Cybersecurity researchers have flagged a new malware artifact generated using DeepSeek that constructed a novel attack path combining "unrealistic browser-malware concepts with a real browser capability" to turn it into a working ransomware technique that runs entirely inside the browser on both Windows and Android devices.
"This is the first documented case where a frontier AI model independently bridged the gap between a theoretical browser-only ransomware risk and a practical, working attack chain – surfacing a novel attack path that defenders had previously dismissed as unfeasible due to browser sandboxing limits," Check Point said in a statement shared with The Hacker News.
"The expertise needed to discover a new attack path is no longer the bottleneck, and defenders need to account for that shift now — before threat actors operationalize it at scale."
The identified sample is a Python Flask application named "deepseek_python_20260125_da0631.py" that was uploaded to VirusTotal on January 25, 2026, with the Google-owned malware scanning service describing it as a "fully functional information stealer and ransomware toolkit." It has been named InfernoGrabber v9.0 by the malware author.
The application is designed to operate as a malicious web server that lures victims with a fake Discord avatar AI upscaler, while stealthily running a wide array of harmful actions, including stealing Discord tokens, harvesting credit card numbers and cryptocurrency seed phrases, logging keystrokes, and capturing unauthorized webcam and microphone feeds.
"The code includes specific routines for browser exploitation (targeting CVEs like CVE-2023-4863), data exfiltration via a hard-coded Discord webhook, a ransomware 'WinLocker' screen demanding Bitcoin, and an administrative dashboard for the attacker to manage stolen data," according to VirusTotal.
The findings come as artificial intelligence and large language models (LLMs) are redefining the cyber threat landscape, enabling threat actors to abuse the technology to develop malware and exploits. The use of DeepSeek is noteworthy as it signals that the Chinese company's models have lower refusal rates for malicious cyber requests when compared to its Western counterparts from Anthropic, Google, or OpenAI.
Other factors that may have facilitated the use of DeepSeek is its free access via the web interface, availability in regions where other frontier models do not operate, and its ability to generate a working malicious application from a "single broad prompt" as opposed to models from Anthropic or OpenAI.
"DeepSeek models can turn high‑level malicious ideas into concrete, complete attacks with less expertise than competing platforms," Check Point Research said.
The Israeli cybersecurity company said it unearthed the Python artifact as part of its analysis of about 3,000 files attributed to DeepSeek over the past year. Of these, 1,383 samples have been classified as malicious or dangerous. The Python malware is an instance of what's called In-Browser Ransomware that implements a browser-native technique not encountered in real-world campaigns in the past. The exact prompt that was used to produce the sample is unknown.
The attack technique entails using a phishing decoy to trick a user into granting file system access to a web page, which then enumerates local files in the selected folder, reads and exfiltrates their contents, encrypts and overwrites them, and finally displays an extortion note to the victim. What makes this more unusual is that all of this can be accomplished without installing a native payload, exploiting a browser vulnerability, or requiring root access.
It's worth mentioning here that the approach is limited to web browsers that expose the picker-based File System Access API. This includes Google Chrome and other Chromium-based browsers across Windows and Android operating systems. There is no evidence that the browser-native ransomware pattern has been abused in the wild.
Another troubling aspect of AI-assisted development is that it not only lowers the barrier for bad actors to generate offensive code, but also the fact that they do not even need to know such a file system access API exists in the first place, or have the technical expertise to abuse it.
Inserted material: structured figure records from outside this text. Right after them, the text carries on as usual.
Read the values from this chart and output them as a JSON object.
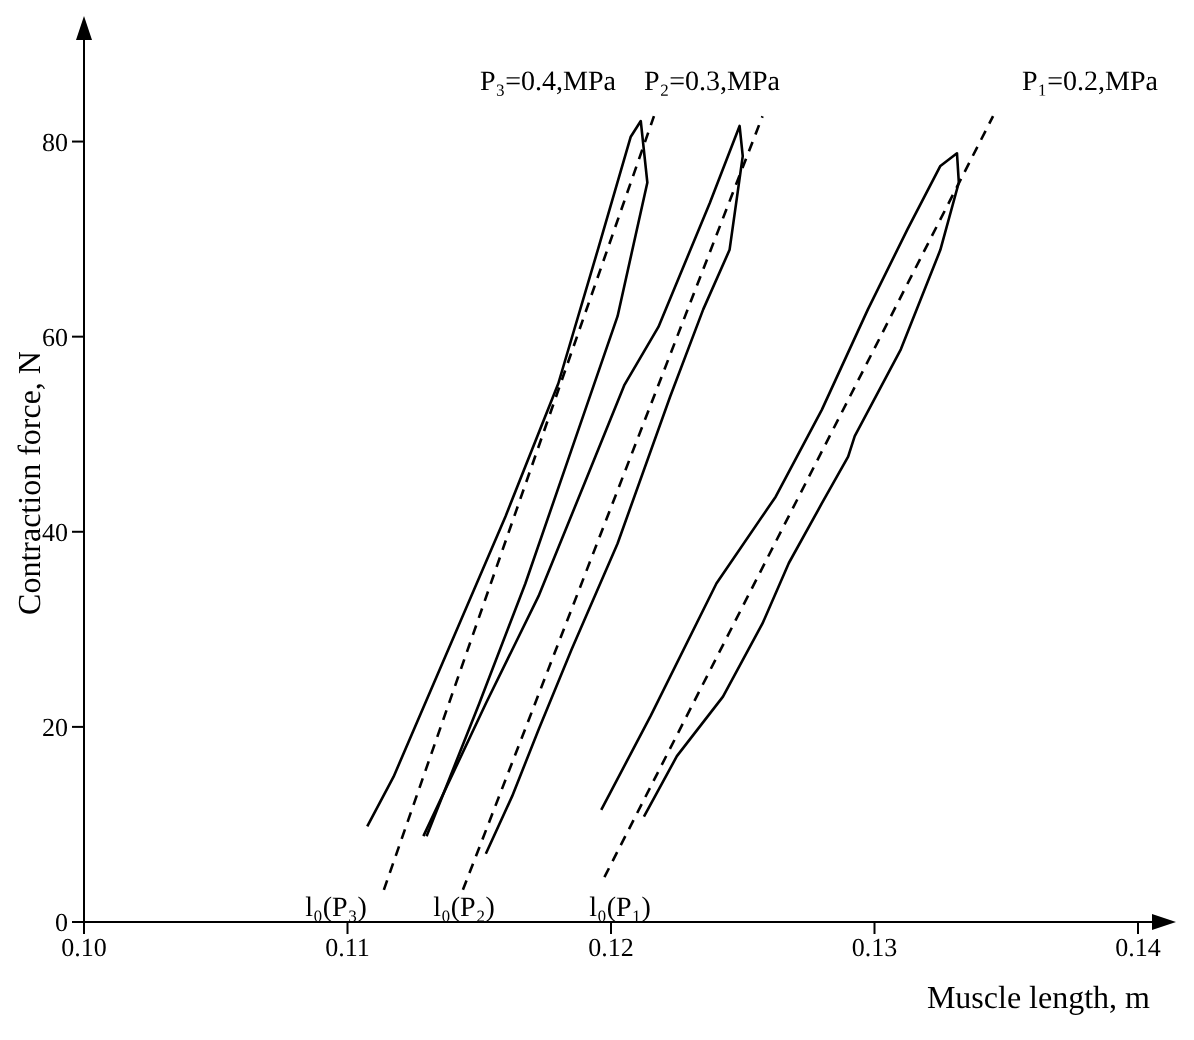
{
  "chart_data": {
    "type": "line",
    "xlabel": "Muscle length, m",
    "ylabel": "Contraction force, N",
    "xlim": [
      0.1,
      0.14
    ],
    "xticks": [
      {
        "value": 0.1,
        "label": "0.10"
      },
      0.11,
      0.12,
      0.13,
      {
        "value": 0.14,
        "label": "0.14"
      }
    ],
    "ylim": [
      0,
      90
    ],
    "yticks": [
      0,
      20,
      40,
      60,
      80
    ],
    "grid": false,
    "marker": "none",
    "line_style": "solid",
    "series": [
      {
        "color": "#000000",
        "x": [
          0.11075,
          0.11175,
          0.11425,
          0.116,
          0.118,
          0.1195,
          0.12075,
          0.12113,
          0.12138,
          0.12025,
          0.1185,
          0.11675,
          0.115,
          0.113
        ],
        "values": [
          9.8,
          14.9,
          30.6,
          41.6,
          55.2,
          68.9,
          80.5,
          82.1,
          75.8,
          62.1,
          48.4,
          34.7,
          22.4,
          8.8
        ]
      },
      {
        "color": "#000000",
        "line_style": "dashed",
        "x": [
          0.11138,
          0.12163
        ],
        "values": [
          3.3,
          82.6
        ]
      },
      {
        "color": "#000000",
        "x": [
          0.11288,
          0.11525,
          0.11725,
          0.119,
          0.1205,
          0.1218,
          0.12375,
          0.12488,
          0.125,
          0.1245,
          0.1235,
          0.12225,
          0.12025,
          0.1185,
          0.11725,
          0.11625,
          0.11525
        ],
        "values": [
          8.8,
          22.4,
          33.4,
          45,
          55,
          61,
          73.7,
          81.6,
          78.5,
          68.9,
          62.8,
          53.9,
          38.8,
          27.9,
          19.7,
          12.9,
          7
        ]
      },
      {
        "color": "#000000",
        "line_style": "dashed",
        "x": [
          0.11438,
          0.12575
        ],
        "values": [
          3.3,
          82.6
        ]
      },
      {
        "color": "#000000",
        "x": [
          0.11963,
          0.1215,
          0.124,
          0.12625,
          0.128,
          0.12975,
          0.13125,
          0.1325,
          0.13313,
          0.1332,
          0.1325,
          0.131,
          0.12925,
          0.129,
          0.128,
          0.12675,
          0.12575,
          0.12425,
          0.1225,
          0.12125
        ],
        "values": [
          11.5,
          21.1,
          34.7,
          43.6,
          52.5,
          62.8,
          71,
          77.5,
          78.8,
          75.8,
          68.9,
          58.7,
          49.8,
          47.7,
          42.9,
          36.8,
          30.6,
          23.1,
          17,
          10.8
        ]
      },
      {
        "color": "#000000",
        "line_style": "dashed",
        "x": [
          0.11975,
          0.1345
        ],
        "values": [
          4.6,
          82.6
        ]
      }
    ],
    "annotations": [
      "P₃=0.4,MPa",
      "P₂=0.3,MPa",
      "P₁=0.2,MPa",
      "l₀(P₃)",
      "l₀(P₂)",
      "l₀(P₁)"
    ]
  }
}
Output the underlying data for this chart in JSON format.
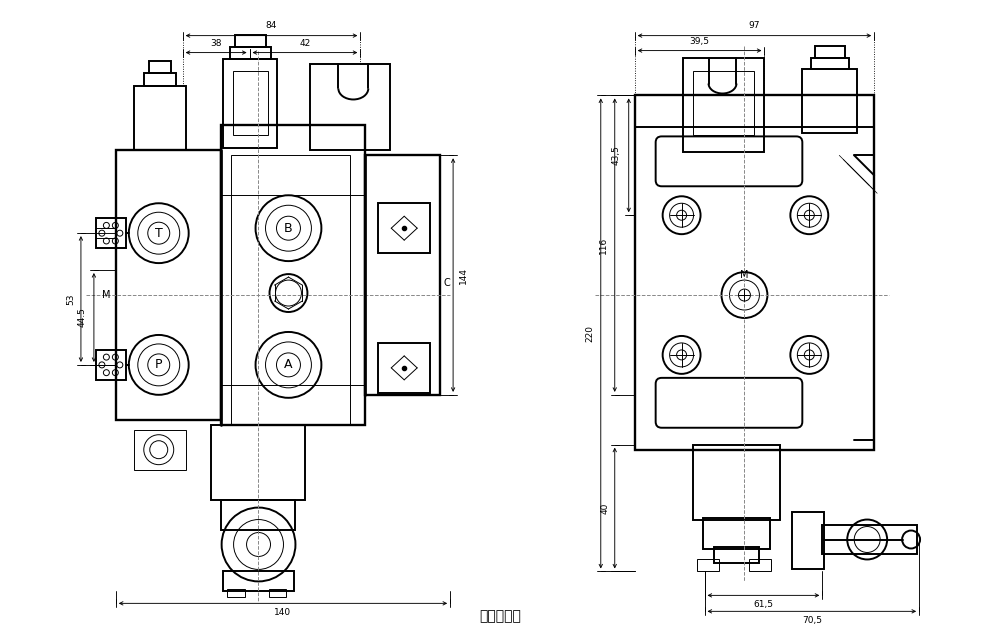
{
  "title": "液压原理图",
  "bg_color": "#ffffff",
  "line_color": "#000000",
  "fig_width": 10.0,
  "fig_height": 6.28,
  "dpi": 100,
  "left_dims": [
    "84",
    "38",
    "42",
    "53",
    "44.5",
    "144",
    "140"
  ],
  "right_dims": [
    "97",
    "39,5",
    "220",
    "116",
    "43,5",
    "40",
    "61,5",
    "70,5"
  ],
  "port_labels_left": [
    "T",
    "B",
    "M",
    "C",
    "P",
    "A"
  ],
  "port_labels_right": [
    "M"
  ]
}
Put differently, entering an overly broad prompt is enough for an LLM – subject to guardrails, or lack thereof -- to formulate a working attack blueprint from an abstract malicious request. When a user with limited technical understanding outlines unrealistic requirements, the model, in its quest to satisfy them, can generate hallucinated outcomes, surfacing unusual techniques in the process.
"What we are witnessing is a fundamental shift in how novel cyber attacks are born. For the first time, we have evidence that an AI model can independently reason across legitimate platform features and surface a working attack technique that humans had only theorised about – without the attacker ever knowing the underlying API existed," Eli Smadja, head of research at Check Point Research, said in a statement.
"The barrier to operationalizing complex attacks is collapsing, and that has profound implications for every organisation embedding AI into its workflows, and for every mobile user who now carries their entire personal and professional life inside a photo library. The future of AI security cannot rest on hoping models refuse the obvious malicious request; it must assume that the next attack technique will be discovered not by a human researcher, but by an AI hallucination that accidentally got one thing right."
Smadja is also urging organizations to prepare by hardening the delivery layer, rethinking permission-based trust, and treating every browser prompt as a security decision.